Every time I moved house, I’d take Barn off the fridge and carefully fold him up and then when I unpacked at the other end, back he’d go, reminding me to follow my dreams, even if they didn’t make me a lot of money or involved living in a hut.
Here he is:
Just before Christmas I took Barn off the fridge once more, carefully folded him, and took him to London to a spoon carving workshop. My host? BARN THE SPOON.
I know right? Talk about dreams come true. I added ‘carve a spoon with Barn the Spoon’ to my list of 50 things to do before I’m 50 when I realised that Barn’s own spoon carving dreams had evolved into teaching regular carving workshops, holding a spoon festival – Spoonfest – and even publishing three books all about carving spoons.
I was nervous. When you hold someone up as an inspiration, a model of how you want to shape your own life and ambition, you attach certain feelings and traits to them. They represent something, something that can mean whatever you want it to mean. When you actually meet that person on a cold December Sunday in a city farm in East London, well… there’s scope to be disappointed.
Barn did not disappoint me. In fact, if anything he enriched my idea of him by being smart and funny and talented, with lots to say, and not the sort of wise but semi-mute woodland bear type creature I’d morphed him into in my head. He took us through a whole day of carving that felt like about half an hour because it did exactly what I had imagined it would – it absorbed me, it soothed me, it made me forget to check my phone.
The process is relatively simple once you learn the basic carving techniques, but simple in that Barn makes it look simple. In reality you feel initially clumsy and terrified of taking off a finger. You have to take the time to let the tools feel comfortable in your hand and to trust your instincts.
The hardest bit for me was going from a featureless chunk of wood, to the basic spoon shape. You do this initially with an axe, chipping out the shape on a wooden stump. Then you can switch to a knife and start carving out the more refined shape of the handle.
When you’ve done this, you switch to a round spoon carving hook shaped knife, and start scooping out the inside. It’s delicate work – at any moment you could slip, take it too far, and all of your good work will be undone. It’s not fast, but it draws you in.
When we finished for the day, I immediately wanted to buy a selection of tools, imagining that every evening from now on would be spent around an open fire, exchanging stories with interesting people from around the world whilst sipping whiskey from a metal tumbler and gently carving an ornate yet rustic spoon.

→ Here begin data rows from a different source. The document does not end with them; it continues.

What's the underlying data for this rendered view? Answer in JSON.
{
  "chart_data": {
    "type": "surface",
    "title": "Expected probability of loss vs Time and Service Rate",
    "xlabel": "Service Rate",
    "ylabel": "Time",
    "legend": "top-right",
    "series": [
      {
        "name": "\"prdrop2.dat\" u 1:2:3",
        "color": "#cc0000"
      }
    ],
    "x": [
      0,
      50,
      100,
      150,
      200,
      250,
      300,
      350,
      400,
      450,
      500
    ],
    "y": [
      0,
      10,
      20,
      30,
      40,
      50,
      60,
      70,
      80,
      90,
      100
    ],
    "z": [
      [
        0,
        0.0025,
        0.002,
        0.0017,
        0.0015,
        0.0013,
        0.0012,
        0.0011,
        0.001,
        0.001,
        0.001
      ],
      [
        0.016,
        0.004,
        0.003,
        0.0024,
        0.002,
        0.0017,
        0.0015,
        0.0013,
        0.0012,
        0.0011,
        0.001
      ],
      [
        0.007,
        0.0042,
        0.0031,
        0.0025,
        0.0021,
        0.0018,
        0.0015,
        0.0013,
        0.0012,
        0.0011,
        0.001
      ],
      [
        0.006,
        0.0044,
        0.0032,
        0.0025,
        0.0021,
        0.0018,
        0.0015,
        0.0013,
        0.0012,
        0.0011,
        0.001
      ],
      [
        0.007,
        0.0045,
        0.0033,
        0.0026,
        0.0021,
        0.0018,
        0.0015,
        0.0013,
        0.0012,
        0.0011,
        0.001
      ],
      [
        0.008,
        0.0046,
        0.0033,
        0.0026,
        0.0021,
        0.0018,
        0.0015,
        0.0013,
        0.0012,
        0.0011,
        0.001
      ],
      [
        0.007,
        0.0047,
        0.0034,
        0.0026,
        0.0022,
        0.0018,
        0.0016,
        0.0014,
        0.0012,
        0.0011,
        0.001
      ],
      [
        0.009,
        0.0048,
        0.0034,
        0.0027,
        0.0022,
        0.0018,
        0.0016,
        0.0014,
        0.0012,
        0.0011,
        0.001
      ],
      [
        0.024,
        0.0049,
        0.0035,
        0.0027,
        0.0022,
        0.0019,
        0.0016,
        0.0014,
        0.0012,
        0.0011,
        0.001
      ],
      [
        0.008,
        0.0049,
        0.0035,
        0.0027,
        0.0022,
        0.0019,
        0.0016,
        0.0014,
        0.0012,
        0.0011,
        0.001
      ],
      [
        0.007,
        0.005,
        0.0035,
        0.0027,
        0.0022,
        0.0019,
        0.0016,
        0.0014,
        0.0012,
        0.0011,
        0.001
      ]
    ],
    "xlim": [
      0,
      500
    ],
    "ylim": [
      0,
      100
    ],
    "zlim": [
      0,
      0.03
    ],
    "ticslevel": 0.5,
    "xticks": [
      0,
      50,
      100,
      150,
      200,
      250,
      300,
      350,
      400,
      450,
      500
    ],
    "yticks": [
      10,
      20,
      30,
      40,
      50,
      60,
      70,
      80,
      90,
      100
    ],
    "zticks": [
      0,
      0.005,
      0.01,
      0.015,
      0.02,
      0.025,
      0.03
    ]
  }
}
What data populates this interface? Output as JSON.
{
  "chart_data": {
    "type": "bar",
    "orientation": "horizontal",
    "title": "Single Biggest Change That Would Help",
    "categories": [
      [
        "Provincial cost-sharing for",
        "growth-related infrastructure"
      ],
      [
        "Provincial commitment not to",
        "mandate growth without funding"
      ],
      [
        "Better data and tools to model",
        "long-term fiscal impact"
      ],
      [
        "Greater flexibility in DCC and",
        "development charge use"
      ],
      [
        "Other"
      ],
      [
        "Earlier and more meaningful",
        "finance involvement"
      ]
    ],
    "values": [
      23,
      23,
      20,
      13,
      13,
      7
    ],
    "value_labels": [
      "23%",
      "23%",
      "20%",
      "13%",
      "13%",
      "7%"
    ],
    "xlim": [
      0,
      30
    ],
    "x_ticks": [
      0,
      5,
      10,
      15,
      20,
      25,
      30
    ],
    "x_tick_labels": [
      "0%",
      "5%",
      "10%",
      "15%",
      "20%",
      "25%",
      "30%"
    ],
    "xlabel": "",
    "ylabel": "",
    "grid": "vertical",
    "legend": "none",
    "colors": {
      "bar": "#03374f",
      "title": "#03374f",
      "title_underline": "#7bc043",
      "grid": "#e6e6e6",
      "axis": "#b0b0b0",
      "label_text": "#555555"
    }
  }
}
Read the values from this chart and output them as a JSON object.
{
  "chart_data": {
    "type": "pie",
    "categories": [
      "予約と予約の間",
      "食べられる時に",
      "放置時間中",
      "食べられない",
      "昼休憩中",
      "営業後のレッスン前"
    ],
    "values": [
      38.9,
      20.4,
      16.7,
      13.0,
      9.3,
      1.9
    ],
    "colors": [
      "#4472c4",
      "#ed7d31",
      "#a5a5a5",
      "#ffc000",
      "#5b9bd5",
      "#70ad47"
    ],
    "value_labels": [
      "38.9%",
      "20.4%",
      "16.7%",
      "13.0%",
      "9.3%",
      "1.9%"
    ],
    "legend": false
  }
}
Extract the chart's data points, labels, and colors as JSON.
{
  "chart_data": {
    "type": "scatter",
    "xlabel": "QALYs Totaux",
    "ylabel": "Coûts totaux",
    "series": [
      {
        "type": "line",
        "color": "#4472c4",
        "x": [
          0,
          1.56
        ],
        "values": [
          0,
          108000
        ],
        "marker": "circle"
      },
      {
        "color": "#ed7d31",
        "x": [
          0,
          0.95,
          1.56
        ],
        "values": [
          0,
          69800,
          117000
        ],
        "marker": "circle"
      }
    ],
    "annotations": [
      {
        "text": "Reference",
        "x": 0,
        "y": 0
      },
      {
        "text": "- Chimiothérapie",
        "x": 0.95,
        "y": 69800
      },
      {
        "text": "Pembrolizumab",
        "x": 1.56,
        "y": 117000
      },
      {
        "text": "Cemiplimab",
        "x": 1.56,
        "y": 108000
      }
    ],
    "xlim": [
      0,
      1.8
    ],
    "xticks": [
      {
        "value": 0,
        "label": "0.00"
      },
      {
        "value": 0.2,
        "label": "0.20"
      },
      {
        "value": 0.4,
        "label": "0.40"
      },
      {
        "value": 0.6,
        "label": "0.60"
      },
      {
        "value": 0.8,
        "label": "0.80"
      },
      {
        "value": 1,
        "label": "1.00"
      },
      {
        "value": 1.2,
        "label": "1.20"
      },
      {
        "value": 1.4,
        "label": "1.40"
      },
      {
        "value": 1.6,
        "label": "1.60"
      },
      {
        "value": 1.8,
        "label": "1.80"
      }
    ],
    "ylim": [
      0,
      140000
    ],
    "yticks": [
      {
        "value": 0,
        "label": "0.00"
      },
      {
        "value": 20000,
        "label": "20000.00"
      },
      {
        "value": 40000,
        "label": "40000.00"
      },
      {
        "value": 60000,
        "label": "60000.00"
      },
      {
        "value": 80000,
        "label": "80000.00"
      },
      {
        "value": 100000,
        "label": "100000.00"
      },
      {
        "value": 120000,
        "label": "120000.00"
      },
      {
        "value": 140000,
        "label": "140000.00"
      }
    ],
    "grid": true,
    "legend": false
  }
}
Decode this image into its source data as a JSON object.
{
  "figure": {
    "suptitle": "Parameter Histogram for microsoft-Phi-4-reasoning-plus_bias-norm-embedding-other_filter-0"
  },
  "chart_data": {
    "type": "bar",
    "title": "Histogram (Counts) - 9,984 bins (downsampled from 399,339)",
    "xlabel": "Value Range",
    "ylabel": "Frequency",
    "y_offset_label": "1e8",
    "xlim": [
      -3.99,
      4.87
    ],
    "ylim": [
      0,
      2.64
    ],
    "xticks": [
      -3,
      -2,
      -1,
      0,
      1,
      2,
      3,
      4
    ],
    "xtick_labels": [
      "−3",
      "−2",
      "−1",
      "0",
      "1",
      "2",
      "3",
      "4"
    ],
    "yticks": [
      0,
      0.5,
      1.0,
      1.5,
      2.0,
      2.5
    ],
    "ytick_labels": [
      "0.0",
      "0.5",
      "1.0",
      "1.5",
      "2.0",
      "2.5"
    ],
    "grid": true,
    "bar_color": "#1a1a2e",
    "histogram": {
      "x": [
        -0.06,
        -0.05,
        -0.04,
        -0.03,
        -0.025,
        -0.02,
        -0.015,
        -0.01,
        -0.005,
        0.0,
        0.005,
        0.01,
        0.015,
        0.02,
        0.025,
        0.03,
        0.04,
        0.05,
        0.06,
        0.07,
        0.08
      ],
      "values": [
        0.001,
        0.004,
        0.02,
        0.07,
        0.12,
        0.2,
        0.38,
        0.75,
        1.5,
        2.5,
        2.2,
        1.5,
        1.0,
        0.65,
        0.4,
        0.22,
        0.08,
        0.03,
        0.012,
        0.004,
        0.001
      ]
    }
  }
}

My spoons would become admired for miles around, my ability to turn a blank rectangle of wood into a thing of beauty would be celebrated far and wide.
That did not happen.
I went home and showed Belle my spoons. She looked at them, distinctly nonplussed, as though she’d been expecting me to come home with a fully formed 24 piece cutlery set, and I put them in a pot on my desk. I know though.
I know that inside me is a dormant spoon carver, just waiting for someone to light the campfire.